Memory is the residue of Thought!!!!

Response to the Jane Keiser article and an Article from the American Teacher by Daniel T. Willingham.

It seems that the main point from Jane's article is that students need to produce their own definitions first. The concise definitions that we have for terms may not and in most cases do not register with the students. It is very possible that there are words in the definition itself that they don't understand. However, I think the idea goes beyond just definitions. The key is that the students are working with and idea and making discoveries. They aren't being feed definitions and examples. My experience has been that if students discover something themselves they are much more likely to remember the definition, concept, or procedure in the future.

"What Will Improve a Student's Memory?" In this article by Willingham there is a statement the supports the thought of students struggling with an idea, making their own conjectures, and then revising.

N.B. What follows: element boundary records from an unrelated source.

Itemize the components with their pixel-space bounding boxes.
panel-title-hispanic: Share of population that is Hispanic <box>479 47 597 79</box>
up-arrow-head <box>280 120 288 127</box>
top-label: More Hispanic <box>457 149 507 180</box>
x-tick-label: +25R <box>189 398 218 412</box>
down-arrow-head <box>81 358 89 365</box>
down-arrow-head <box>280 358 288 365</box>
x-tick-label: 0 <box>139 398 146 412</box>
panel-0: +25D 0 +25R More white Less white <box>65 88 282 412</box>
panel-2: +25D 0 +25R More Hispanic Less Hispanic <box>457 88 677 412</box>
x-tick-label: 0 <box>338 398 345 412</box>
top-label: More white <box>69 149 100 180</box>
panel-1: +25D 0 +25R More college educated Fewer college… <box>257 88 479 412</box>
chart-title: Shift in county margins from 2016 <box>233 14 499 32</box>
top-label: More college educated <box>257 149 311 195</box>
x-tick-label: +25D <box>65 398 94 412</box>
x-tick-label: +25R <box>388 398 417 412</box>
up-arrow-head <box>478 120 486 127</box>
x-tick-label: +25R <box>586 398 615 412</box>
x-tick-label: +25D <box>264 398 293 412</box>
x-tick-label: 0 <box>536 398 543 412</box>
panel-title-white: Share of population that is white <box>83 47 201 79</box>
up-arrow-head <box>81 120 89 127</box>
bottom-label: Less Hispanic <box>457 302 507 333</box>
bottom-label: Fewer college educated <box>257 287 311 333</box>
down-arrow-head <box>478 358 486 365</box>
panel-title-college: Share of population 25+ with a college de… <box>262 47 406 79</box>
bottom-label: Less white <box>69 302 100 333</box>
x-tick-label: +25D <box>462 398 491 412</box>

His statement has nothing to do with mathematics, but definitely applies.
"..., the first principle for students is that memories are formed as the residue of thought." If are students are just given a definition and are not asked to think about the concept or make their own definition there most likely won't be a memory. If a student creates a definition and then defends the definition he or she has definitely devoted thought to the definition. Then as the created definition receives praise or is revised the student is engaging in thought.

Therefore, (sounds like a proof) it make sense that we give students opportunities to think about mathematics through activities and investigations.